Iran has exported $26.46 billion worth of crude oil since the start of its calendar year, in March, contributing to a 7% increase in total trade, which stood at $112 billion in the period.
This is according to customs data from Tehran, as published by Oilprice.com.
For next year, Iran’s government is making budget plans based on an expected daily average crude oil export rate of 1.35 million barrels, at an average price of $65 per barrel.
Meanwhile, gas exports did even better, according to the data. These rose by an impressive 139% in the seven months between March and October, topping $2 billion in terms of value, according to the Trade Promotion Organization of Iran, a government agency.
Earlier this year, oil minister Javad Owji said the government expected oil production to add 300,000 bpd from the current production rate, to reach 3.6 million barrels daily by the start of the next calendar year.
Iran has recently signed six contracts for the development of oil and gas fields in the past months, including deals to develop joint fields in the west of Karun, such as Azadegan and Yaran.
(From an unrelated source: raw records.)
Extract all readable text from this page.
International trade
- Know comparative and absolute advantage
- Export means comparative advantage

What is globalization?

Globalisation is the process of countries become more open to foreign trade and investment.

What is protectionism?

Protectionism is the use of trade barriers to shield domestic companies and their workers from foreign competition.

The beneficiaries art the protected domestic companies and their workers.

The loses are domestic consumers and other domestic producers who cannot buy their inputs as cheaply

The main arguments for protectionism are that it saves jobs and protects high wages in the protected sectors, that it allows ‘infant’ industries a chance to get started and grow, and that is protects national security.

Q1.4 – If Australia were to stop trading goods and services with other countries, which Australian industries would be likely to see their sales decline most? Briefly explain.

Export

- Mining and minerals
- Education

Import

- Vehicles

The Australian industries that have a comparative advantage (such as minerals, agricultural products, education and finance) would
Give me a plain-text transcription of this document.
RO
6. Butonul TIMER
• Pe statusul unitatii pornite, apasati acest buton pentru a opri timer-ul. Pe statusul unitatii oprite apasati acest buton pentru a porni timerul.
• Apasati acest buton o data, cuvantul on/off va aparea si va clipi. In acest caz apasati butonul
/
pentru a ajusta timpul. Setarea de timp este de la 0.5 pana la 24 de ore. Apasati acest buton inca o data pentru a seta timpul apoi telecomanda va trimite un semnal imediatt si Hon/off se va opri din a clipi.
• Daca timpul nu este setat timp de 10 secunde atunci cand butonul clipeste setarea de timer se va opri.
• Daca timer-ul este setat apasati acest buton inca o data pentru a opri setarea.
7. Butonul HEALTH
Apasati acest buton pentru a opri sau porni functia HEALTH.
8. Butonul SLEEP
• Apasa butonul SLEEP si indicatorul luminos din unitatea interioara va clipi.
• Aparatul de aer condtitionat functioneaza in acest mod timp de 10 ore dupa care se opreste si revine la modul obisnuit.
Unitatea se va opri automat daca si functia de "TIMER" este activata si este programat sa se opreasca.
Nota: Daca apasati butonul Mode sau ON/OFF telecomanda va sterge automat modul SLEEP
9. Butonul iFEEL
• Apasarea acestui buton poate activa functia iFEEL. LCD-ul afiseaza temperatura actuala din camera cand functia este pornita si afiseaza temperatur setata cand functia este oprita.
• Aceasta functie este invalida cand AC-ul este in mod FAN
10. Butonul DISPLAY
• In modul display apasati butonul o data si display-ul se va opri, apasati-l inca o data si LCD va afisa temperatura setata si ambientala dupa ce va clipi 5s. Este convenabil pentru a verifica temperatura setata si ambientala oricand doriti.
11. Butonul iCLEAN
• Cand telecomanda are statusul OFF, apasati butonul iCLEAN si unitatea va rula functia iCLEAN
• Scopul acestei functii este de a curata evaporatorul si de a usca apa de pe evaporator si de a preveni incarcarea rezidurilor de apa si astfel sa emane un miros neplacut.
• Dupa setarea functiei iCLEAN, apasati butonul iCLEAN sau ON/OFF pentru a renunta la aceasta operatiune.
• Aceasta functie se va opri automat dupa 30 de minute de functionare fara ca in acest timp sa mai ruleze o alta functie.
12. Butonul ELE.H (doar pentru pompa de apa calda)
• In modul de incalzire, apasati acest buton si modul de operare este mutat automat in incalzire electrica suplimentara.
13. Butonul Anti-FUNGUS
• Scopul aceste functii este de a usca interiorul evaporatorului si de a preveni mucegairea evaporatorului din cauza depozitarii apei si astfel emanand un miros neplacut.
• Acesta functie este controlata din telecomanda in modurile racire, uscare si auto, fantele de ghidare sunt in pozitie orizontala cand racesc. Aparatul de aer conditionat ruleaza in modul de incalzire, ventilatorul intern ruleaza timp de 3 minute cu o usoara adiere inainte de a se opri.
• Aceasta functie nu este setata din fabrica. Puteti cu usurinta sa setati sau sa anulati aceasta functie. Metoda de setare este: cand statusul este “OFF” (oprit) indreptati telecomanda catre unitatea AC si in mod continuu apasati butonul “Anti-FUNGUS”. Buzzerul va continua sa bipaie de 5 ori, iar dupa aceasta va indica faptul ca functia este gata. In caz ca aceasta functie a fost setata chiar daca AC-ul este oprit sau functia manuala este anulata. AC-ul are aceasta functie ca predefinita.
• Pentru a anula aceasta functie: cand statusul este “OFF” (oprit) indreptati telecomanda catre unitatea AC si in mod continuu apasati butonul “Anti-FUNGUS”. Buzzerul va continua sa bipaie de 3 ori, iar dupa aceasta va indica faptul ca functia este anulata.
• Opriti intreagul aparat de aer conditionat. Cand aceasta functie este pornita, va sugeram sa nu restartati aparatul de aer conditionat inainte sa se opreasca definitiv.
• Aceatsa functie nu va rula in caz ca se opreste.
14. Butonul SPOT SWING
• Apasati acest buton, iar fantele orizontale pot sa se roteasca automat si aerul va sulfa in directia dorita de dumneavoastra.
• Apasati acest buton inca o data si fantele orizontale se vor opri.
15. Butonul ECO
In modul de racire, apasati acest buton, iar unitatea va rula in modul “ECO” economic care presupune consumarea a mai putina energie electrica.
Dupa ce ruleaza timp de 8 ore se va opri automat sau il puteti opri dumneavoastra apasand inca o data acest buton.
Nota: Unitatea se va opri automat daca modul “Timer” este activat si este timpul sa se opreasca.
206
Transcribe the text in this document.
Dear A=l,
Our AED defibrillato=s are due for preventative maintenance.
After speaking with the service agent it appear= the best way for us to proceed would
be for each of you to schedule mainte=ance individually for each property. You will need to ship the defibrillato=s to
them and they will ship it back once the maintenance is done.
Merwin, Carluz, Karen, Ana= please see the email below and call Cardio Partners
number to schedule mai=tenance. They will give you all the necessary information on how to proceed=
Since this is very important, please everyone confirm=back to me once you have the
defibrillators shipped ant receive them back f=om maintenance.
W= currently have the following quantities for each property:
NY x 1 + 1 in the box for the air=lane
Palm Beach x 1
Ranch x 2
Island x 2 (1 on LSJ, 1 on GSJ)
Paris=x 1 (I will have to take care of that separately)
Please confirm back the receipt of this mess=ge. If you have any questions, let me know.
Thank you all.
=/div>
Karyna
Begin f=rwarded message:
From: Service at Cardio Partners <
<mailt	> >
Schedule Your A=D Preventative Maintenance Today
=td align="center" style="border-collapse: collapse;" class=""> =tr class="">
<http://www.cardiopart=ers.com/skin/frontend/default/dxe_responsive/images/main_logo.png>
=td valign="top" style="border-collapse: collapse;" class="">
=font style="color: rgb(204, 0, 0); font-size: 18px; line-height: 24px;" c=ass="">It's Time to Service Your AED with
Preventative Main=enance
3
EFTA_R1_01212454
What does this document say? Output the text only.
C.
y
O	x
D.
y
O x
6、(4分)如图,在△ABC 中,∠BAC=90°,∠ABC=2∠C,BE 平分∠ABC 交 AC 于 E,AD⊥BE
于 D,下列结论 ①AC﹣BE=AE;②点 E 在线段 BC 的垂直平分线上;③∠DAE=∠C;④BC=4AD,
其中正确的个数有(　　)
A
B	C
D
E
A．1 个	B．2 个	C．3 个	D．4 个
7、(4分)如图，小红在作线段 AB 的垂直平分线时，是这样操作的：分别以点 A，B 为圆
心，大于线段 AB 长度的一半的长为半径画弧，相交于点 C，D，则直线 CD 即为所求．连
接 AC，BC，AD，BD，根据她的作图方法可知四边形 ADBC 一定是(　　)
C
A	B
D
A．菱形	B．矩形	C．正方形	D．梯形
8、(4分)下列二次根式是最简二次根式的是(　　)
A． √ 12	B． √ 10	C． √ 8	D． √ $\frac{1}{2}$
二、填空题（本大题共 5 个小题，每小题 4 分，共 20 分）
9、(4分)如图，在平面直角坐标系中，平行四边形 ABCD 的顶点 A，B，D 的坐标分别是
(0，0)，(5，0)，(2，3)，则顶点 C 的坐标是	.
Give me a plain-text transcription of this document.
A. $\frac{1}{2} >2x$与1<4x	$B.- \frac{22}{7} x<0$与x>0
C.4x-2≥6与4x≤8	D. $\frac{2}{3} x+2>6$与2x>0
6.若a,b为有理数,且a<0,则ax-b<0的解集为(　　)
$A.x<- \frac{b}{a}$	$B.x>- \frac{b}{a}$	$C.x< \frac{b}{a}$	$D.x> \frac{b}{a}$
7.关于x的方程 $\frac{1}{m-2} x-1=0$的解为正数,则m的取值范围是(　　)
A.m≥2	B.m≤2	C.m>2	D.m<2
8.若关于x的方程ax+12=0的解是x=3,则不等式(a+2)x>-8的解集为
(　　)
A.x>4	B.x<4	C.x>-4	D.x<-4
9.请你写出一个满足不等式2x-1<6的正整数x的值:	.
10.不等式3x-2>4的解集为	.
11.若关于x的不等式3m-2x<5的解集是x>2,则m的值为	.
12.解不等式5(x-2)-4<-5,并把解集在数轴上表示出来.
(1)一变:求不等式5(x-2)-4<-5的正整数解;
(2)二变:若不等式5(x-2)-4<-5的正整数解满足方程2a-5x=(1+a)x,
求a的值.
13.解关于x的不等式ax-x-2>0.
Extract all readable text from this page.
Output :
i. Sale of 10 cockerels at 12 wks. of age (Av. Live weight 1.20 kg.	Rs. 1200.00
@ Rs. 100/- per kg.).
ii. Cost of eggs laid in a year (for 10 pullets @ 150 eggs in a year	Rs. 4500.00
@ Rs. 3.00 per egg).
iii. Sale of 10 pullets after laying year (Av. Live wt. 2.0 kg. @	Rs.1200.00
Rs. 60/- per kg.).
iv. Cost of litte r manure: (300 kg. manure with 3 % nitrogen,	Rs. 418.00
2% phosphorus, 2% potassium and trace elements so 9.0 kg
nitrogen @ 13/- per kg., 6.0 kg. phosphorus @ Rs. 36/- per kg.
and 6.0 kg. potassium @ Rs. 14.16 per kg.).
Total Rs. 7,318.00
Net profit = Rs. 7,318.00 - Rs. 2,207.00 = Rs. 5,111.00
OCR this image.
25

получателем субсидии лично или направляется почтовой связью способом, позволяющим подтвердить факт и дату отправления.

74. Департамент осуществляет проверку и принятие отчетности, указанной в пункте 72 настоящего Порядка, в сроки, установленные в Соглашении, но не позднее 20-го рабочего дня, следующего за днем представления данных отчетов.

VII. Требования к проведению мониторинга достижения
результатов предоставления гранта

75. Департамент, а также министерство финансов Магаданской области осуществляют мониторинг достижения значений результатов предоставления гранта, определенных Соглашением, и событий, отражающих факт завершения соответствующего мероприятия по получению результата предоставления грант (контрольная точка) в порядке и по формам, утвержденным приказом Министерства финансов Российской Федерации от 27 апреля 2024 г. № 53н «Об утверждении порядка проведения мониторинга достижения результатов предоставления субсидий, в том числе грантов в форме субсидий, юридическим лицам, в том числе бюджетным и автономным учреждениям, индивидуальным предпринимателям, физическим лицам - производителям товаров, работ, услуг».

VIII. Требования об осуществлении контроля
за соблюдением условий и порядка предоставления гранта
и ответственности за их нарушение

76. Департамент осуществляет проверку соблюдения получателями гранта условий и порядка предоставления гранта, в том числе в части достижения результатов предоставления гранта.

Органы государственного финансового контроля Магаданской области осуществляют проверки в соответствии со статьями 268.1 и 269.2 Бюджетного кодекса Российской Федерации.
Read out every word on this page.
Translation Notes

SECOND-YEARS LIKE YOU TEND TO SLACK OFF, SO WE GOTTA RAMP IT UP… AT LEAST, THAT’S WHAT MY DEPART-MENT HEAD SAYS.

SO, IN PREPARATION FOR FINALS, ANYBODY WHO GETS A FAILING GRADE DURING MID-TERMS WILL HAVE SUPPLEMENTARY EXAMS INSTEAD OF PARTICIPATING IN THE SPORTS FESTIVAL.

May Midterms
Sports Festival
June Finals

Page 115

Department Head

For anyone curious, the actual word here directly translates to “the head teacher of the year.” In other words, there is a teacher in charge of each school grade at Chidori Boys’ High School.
The total value of the contracts is $14.5 billion, according to the minister.
Earlier this month, Owji said that Iran’s oil production has jumped by 50% percent since the current administration came into office two years ago.
Some analysts have attributed Iran’s higher oil sales abroad despite the current sanctions to the U.S. not looking to clamp down too much on the exports as it looks to keep oil markets well supplied.
However, Iranian exports could come under pressure as the United States signaled last month that it would tighten the sanctions on Iran’s oil industry.
This weekend, the U.S. accused Iran of launching a drone strike that hit a ship in the Indian Ocean, off the coast of India.
This is the first time the U.S. has accused Iran of direct involvement in ship strikes after claiming it was helping the Yemeni Houthis who are targeting ships passing through the Red Sea.